Trying to construct a timeline for anything can be a daunting task, and when it comes to the myriad appearances of your favorite super hero, it can near impossible to decide what order to read the stories.
Well, the folks at The Unofficial DC Chronology have taken this matter to heart and are attempting to place all the appearances of DC characters into chronological order. Besides this, there are also synopsis of stories, covers, and writer and artist credits attached to many of the indexed items.
Today, as we peruse our favorite four color publications, we take it for granted, that somewhere,whether it be on the splash page, the final page, or on the inside front or back covers, there will be credits that tell us who wrote the book and who supplied the art. Ah, but 'twas not ever so. In the olden days (pre EC) artists were rarely afforded the privilege of signing their names to their work and as for writers...who knew!
Who Drew Superman? is a site dedicated to giving credit where credit is due in the art department and features tons of scans that attempt to identify all of the artists who worked on the Man of Steel in the era before credits were common. On the site, you will be able to search by artist or era, see examples of the artists' work and also get a good dose of biographical information as well. Another link at the top of the site will also take you to Who Drew Batman?.
There is a wealth of material here about the Spirit, including the cat yronwode index to all The Spirit appearances, which can be downloaded. Also, there are lots of links and some information on Eisner's comic work for the army.
Bud Plant has been around since...well it seems like forever and has established a world wide reputation as a fair and honest retailer. Recently, the company has changed its name from Bud Plant Comic Art to Bud's Art Books, but it still features the same great customer service and the website is extremely easy to navigate. You will find a large number of comic book and comic strip collections here, along with lots of single artist collections and retrospectives.
Ken Pierce is another dependable and honest dealer who seemingly has been around forever.

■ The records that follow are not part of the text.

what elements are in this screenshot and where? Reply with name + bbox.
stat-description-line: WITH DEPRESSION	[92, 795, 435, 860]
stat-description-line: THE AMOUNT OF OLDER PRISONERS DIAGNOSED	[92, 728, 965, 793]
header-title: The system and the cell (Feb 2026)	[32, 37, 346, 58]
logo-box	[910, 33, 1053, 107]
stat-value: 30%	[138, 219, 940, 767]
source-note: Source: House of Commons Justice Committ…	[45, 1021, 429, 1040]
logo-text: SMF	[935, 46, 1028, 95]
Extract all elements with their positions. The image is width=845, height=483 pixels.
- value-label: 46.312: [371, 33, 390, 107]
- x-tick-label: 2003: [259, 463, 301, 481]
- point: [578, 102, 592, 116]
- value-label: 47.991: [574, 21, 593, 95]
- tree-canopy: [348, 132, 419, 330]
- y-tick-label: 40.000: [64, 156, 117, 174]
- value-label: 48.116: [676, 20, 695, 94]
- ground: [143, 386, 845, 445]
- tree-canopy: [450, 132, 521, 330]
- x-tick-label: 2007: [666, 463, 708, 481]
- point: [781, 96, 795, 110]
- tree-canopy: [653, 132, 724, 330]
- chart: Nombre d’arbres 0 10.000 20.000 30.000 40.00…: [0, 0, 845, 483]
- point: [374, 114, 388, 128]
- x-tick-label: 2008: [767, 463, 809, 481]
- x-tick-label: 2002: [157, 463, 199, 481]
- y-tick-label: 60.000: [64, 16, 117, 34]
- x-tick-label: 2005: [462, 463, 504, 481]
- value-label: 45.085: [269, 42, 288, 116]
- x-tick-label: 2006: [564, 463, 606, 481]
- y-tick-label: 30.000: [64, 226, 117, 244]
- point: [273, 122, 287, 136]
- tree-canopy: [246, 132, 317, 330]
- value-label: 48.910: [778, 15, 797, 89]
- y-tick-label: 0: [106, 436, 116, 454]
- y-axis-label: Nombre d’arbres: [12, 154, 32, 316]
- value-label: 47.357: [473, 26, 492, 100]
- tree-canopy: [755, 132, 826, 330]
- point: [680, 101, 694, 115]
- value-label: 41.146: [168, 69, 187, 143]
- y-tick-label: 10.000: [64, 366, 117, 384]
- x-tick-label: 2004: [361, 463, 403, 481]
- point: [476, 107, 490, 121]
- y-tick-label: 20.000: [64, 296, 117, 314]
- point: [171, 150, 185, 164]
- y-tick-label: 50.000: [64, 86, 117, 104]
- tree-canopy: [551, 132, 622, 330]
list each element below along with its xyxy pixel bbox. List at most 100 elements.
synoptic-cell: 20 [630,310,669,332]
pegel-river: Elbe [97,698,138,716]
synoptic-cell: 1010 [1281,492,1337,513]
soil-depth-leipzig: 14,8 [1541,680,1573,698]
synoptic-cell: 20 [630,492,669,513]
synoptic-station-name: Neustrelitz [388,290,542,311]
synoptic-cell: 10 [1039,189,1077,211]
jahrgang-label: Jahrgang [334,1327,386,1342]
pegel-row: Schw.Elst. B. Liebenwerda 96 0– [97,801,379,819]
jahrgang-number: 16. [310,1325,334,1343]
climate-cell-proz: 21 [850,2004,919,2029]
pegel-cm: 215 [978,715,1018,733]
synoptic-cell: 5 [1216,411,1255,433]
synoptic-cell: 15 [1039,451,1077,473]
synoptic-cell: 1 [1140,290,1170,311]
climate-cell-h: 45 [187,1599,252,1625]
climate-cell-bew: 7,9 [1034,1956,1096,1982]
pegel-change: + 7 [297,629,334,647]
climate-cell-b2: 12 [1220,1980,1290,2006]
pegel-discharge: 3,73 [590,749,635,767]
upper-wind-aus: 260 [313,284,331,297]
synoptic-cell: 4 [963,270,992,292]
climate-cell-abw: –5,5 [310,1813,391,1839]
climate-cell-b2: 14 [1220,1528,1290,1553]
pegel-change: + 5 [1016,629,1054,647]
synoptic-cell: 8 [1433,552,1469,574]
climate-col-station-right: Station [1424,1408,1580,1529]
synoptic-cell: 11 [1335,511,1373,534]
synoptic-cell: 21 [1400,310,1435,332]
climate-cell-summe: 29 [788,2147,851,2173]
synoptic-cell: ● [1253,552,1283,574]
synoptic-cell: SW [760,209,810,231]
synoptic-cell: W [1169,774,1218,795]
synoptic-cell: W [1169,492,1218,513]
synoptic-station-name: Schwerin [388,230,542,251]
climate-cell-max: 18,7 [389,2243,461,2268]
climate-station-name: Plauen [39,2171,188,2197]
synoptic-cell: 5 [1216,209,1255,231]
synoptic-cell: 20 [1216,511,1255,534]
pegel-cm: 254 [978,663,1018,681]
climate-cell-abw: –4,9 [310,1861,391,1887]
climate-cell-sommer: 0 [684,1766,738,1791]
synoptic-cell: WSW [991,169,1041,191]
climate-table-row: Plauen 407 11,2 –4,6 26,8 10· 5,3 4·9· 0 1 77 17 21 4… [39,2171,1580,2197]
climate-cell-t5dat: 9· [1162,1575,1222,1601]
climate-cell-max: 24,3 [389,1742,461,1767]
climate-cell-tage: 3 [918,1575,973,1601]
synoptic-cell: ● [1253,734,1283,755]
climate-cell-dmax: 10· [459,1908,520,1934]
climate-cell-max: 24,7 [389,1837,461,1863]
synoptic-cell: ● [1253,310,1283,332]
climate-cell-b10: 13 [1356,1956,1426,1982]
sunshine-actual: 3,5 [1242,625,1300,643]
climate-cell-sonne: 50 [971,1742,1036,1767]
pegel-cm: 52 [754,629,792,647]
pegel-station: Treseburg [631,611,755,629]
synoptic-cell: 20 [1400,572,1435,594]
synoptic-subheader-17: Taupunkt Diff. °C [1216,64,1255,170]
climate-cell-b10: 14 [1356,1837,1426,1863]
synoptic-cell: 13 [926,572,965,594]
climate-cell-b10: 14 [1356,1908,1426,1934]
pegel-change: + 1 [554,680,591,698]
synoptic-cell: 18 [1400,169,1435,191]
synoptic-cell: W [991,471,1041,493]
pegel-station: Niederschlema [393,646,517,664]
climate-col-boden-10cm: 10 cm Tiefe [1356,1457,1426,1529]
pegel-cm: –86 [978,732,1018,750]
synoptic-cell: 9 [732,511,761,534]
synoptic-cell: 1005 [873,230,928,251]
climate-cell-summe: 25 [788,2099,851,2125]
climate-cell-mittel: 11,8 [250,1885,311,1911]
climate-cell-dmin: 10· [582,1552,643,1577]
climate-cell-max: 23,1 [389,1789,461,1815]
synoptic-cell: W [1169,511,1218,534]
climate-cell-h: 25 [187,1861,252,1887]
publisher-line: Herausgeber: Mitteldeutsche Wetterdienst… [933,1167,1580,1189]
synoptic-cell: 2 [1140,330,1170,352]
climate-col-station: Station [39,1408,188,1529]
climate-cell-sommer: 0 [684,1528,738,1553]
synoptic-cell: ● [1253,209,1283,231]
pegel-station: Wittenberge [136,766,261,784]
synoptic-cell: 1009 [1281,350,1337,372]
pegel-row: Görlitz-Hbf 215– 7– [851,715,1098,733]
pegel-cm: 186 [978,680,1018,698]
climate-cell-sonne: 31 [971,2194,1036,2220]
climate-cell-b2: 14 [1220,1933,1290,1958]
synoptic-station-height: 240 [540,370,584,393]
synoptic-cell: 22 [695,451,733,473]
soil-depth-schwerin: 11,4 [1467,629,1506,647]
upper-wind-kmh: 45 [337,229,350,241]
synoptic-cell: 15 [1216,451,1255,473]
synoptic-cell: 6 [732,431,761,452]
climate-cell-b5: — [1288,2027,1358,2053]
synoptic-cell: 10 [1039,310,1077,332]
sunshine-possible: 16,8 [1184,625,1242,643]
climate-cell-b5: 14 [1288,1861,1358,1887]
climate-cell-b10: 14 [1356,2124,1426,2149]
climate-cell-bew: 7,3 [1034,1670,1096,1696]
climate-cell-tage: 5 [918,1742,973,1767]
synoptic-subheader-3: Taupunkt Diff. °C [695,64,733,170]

There have been numerous comic strip reprints done under the Ken Pierce imprint and his current web site features many strip and comic book collections that are not available anywhere else.
The Pacific Comics Club started reprinting comic strips in the late 60s and, under Tony Raiola, continues to flourish to this day. Tony also has a positive world wide reputation and the Pacific Comics site features many strip reprints that are not available from Plant or Pierce.